Friday, September 27, 2013

How three lands change everything

So, early in my testing gauntlet I dismissed UW control as unplayable because it lost to basically all of the myriad of aggro and midrange aggro I constructed.  It did beat some decks, but most of those were test builds that were designed to push a deck to a particular extreme in one way or another, and weren't actually good decks.  I was running them just out of curiosity to see what the strengths and weaknesses of a strategy were if you pushed it.  This sort of data is often useful because knowing the strategic extremes allows you to better incorporate those ideas into your gauntlet decks, thus making them stronger.

Throughout testing, I continued to occasionally run decks up against UW to ensure that my results were still valid, not because I thought the deck was good, but because I thought people would play it, so I believed I still had to be ready for it.  I think that people often play bad decks, especially in a new format, and that is a major factor when testing for a new format - ensure you beat all the bad decks.

But something funny happened last night.  I went to my LGS and people seemed to be on UW.  The lists were not that different, except for one change - my UW list was not running Mutavault.

I found it difficult to believe that Mutavault alone could change the results of a deck that performed so poorly in testing, yet I respect the players at my LGS so I didn't dismiss it and went home and swapped out three lands for three Mutavaults and ran the most problematic match-ups for UW from my gauntlet testing (it's a midrange aggro deck), a deck that has been demolishing pretty much every control deck we put in front of it.

UW improved it's results from a projected 20/80 to a projected 50/50.

Three Mutavaults.  That was all.

I still don't fully believe what I saw last night but this fact alone means that UW is back on the map, and the deck not being vulnerable to Burning Earth (due to 16 basics), is, in fact, a huge point working in its favor.  That was the entire reason I considered the deck in the first place.  UW is significantly harder to side against for the aggro/midrange strategies than Esper is due to the lack of Burning Earth as an option.  Things like Hammer and Purphoros are still good against it, as are Planeswalkers, but there is no dedicated "I win" card against UW.

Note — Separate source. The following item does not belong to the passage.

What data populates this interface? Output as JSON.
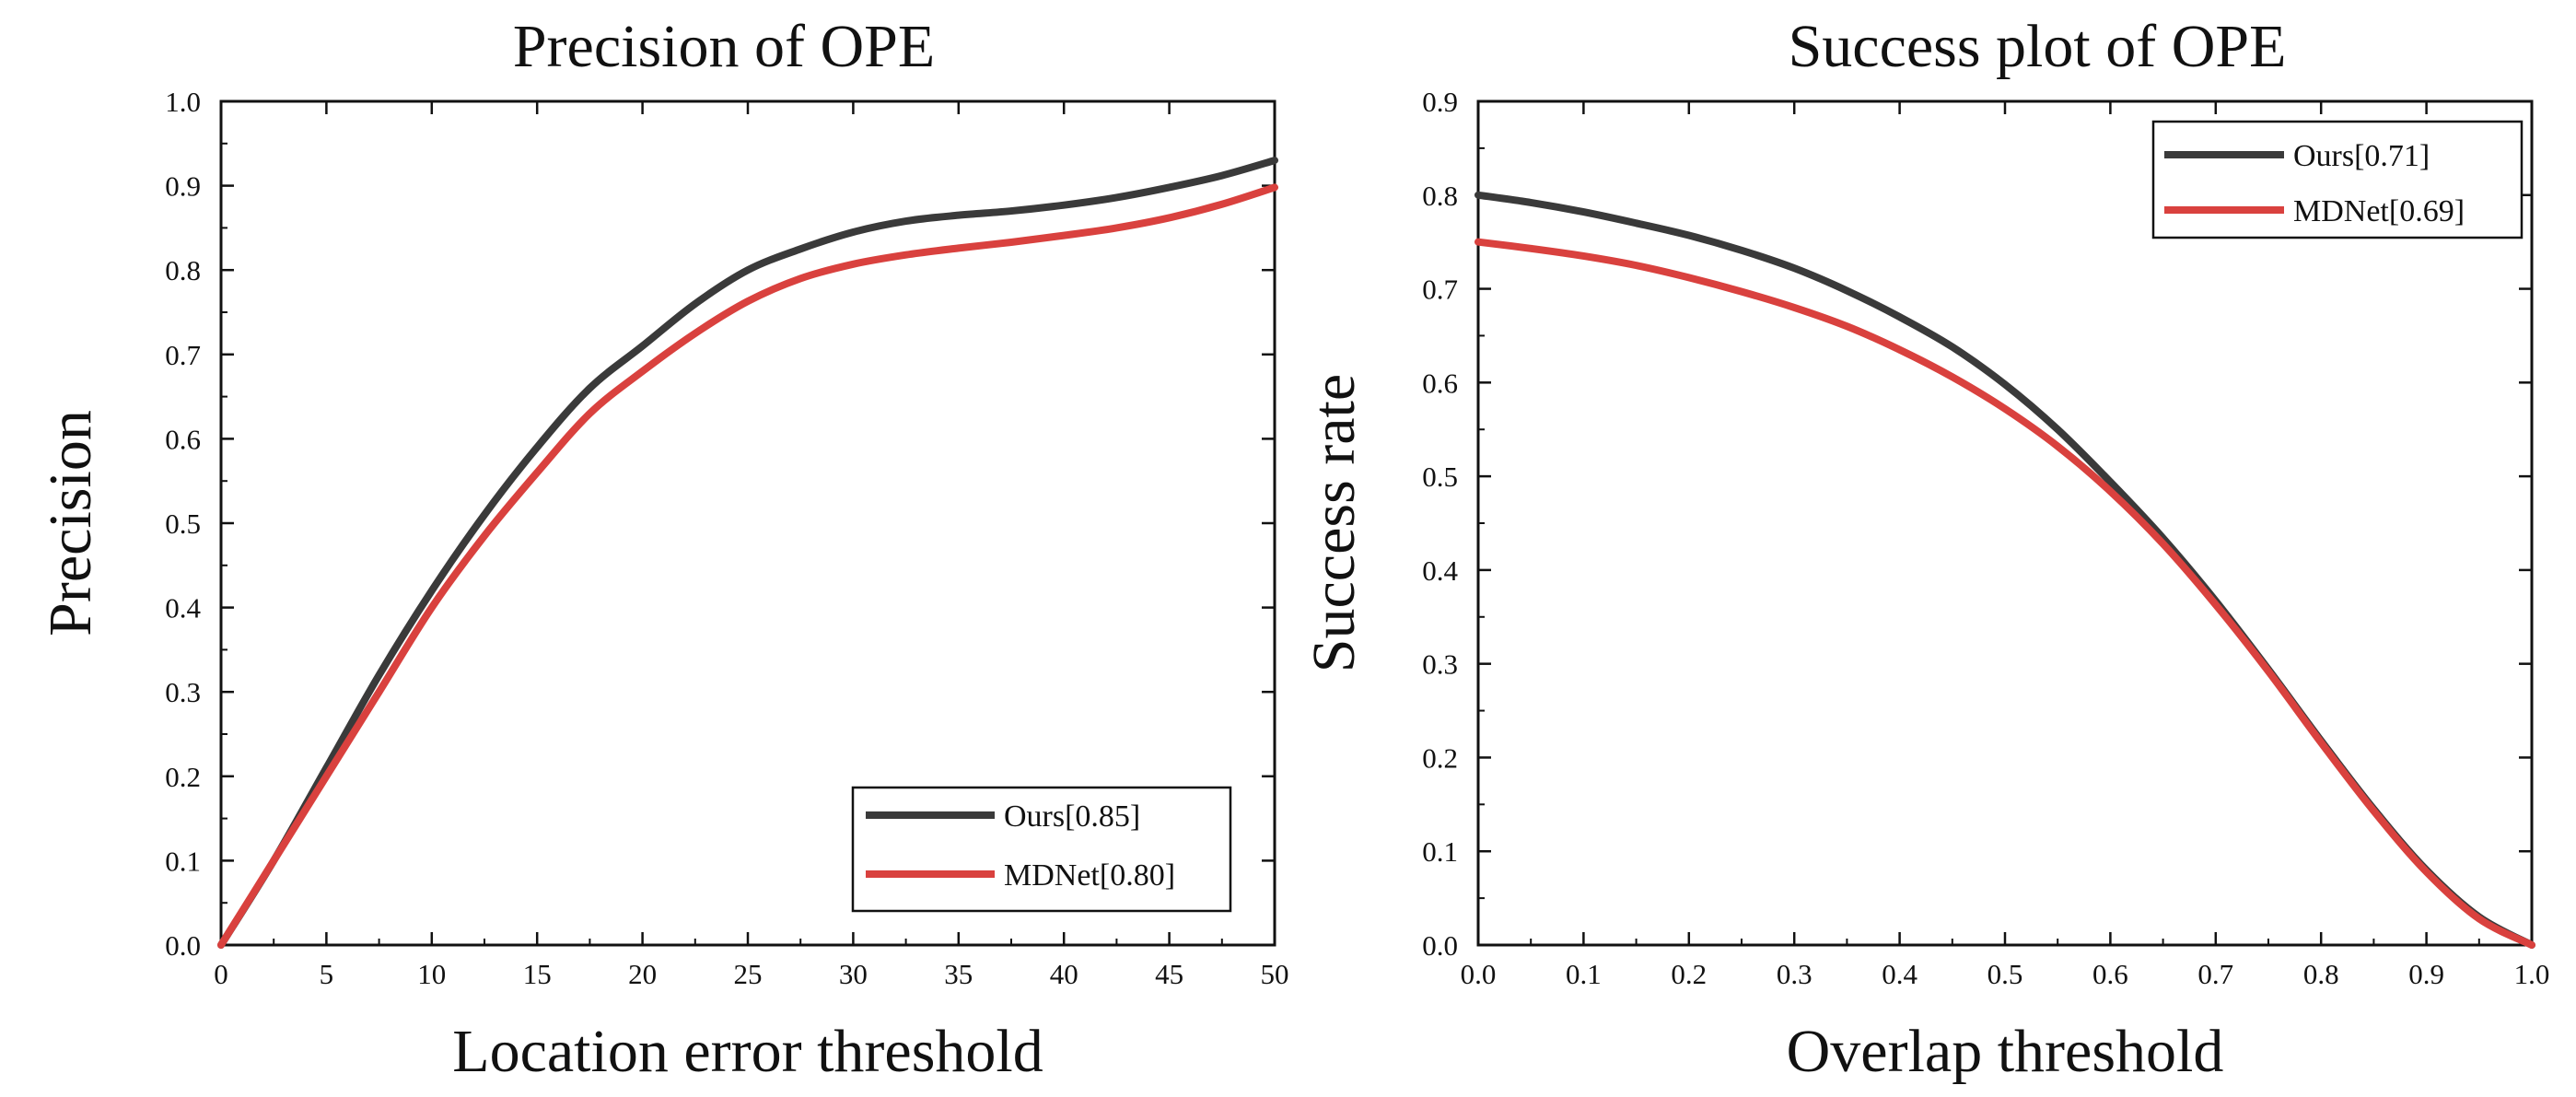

A tabled Burning Earth will beat Esper, American, or Grixis most of the time.  UW can easily work around it for an extended period of time.  This alone means that UW solves one of the main problems I was encountering with the three color control decks - the post board games were difficult because of Burning Earth.

There are a few more hurdles that UW has to overcome, but I will be looking into that today.  There are also tweaks that I will definitely be making around the edges of my list, due to what I've discovered from playing the other decks, but it's a strange experience to have such a strong contender appear so late in testing.